Коллекционер.

* * *

Ну, в общем, один день был похож на другой: я спускался в подвал после восьми, готовил ей завтрак, выносил ведро, иногда мы о чем-нибудь разговаривали, недолго, она составляла список, чего ей купить (иногда я оставался дома, но чаще выезжал в Луис, из-за молока и свежих овощей, очень уж она их любила); почти каждое утро приводил в порядок дом, чистоту наводил — это уже когда из города вернусь; потом готовил ей обед, потом мы обычно разговаривали или она заводила пластинки, которые я из Луиса привез, а то я сидел и смотрел, как она рисует; а чай она пила в одиночестве: не помню, как получилось и почему, только мы вроде заключили такое соглашение — не быть в это время вместе. Потом — ужин, а после ужина мы обычно долго разговаривали. Иногда она сама хотела, чтоб я побыл с ней, хотела походить по наружному подвалу. Иногда хотела, чтоб я ушел сразу после ужина.

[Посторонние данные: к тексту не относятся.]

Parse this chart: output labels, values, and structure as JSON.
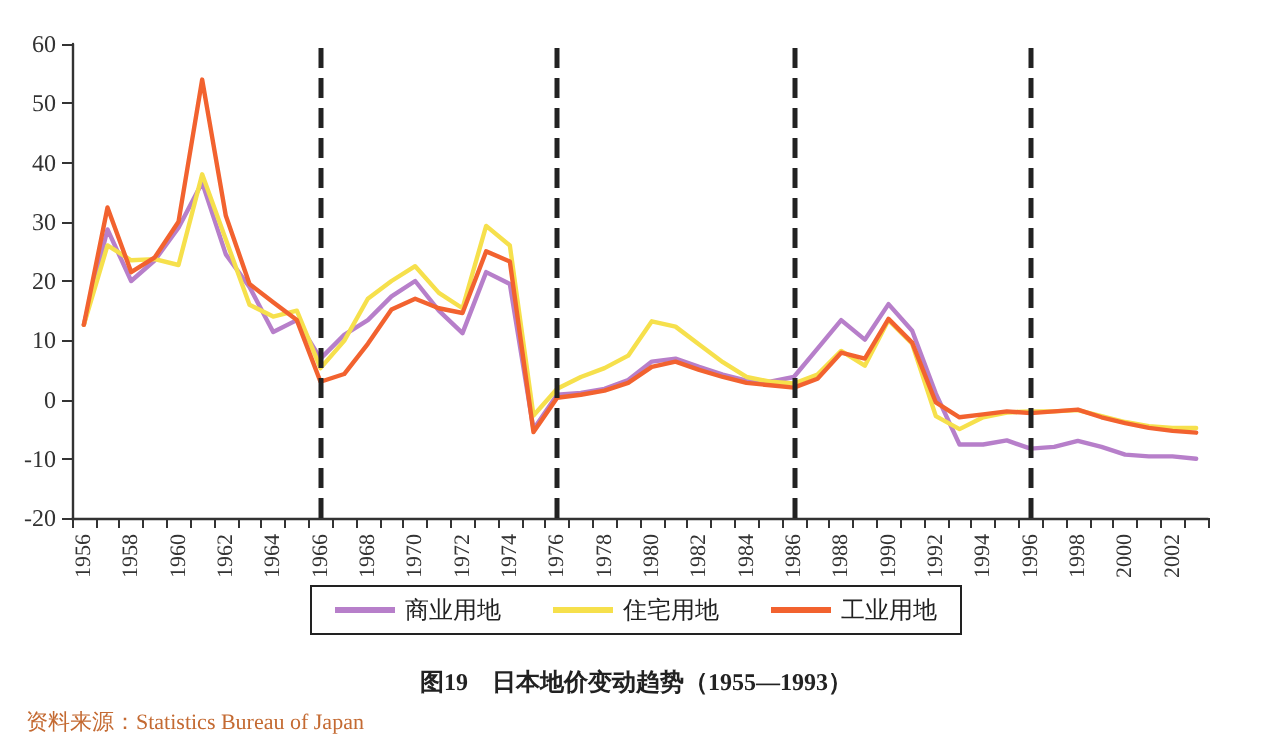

Я ее фотографировал, когда она позволяла. А она несколько раз сфотографировала меня. Я ее снимал в самых разных позах, только в приличных, конечно. Мне хотелось еще, чтоб она одета была соответственно, только не решался попросить об этом. Она всегда говорила, не знаю, мол, зачем вам все эти фотографии, вы же видите меня каждый день.

Так что ничего особенного не происходило. Просто были все эти вечера, которые мы проводили вместе, и просто представить нельзя, что этого больше не будет. Казалось, во всем мире есть только двое — она и я. Никто никогда не поймет, как мы были счастливы… то есть, конечно, это я был счастлив, но случались такие минуты, когда, думаю, и она тоже, несмотря на все, что она тут говорила… если б только подумала как следует, согласилась бы, что это так. Я мог бы сидеть всю ночь, глядя на нее, на ее склоненную голову, изгиб шеи и как волосы падают волной на спину, распадаются как-то по-особенному, в форме ласточкиного хвоста, так элегантно… Они падали просвечивающей пеленой, словно облако, лежали на спине и плечах шелковистыми прядями, свободно, небрежно, но так красиво. Жалко, у меня слов не хватает их описать, я ведь не поэт, не художник. Когда волосы падали слишком низко, мешали ей, она их отбрасывала назад — таким каким-то простым, естественным жестом. Мне иногда хотелось сказать, ну, пожалуйста, пусть падают низко, пусть этот жест повторится, ну, пусть еще раз. Только я понимал, как глупо это будет выглядеть. Все, что она делала, было так же элегантно. Просто страницу перевернет. Сядет. Встанет. Даже когда курит или чай пьет. Даже когда делает что-нибудь, что считается некрасивым, ну там, зевает или потягивается. У нее все получалось красиво. Правду сказать, она просто не умела некрасиво двигаться. Слишком красивая была.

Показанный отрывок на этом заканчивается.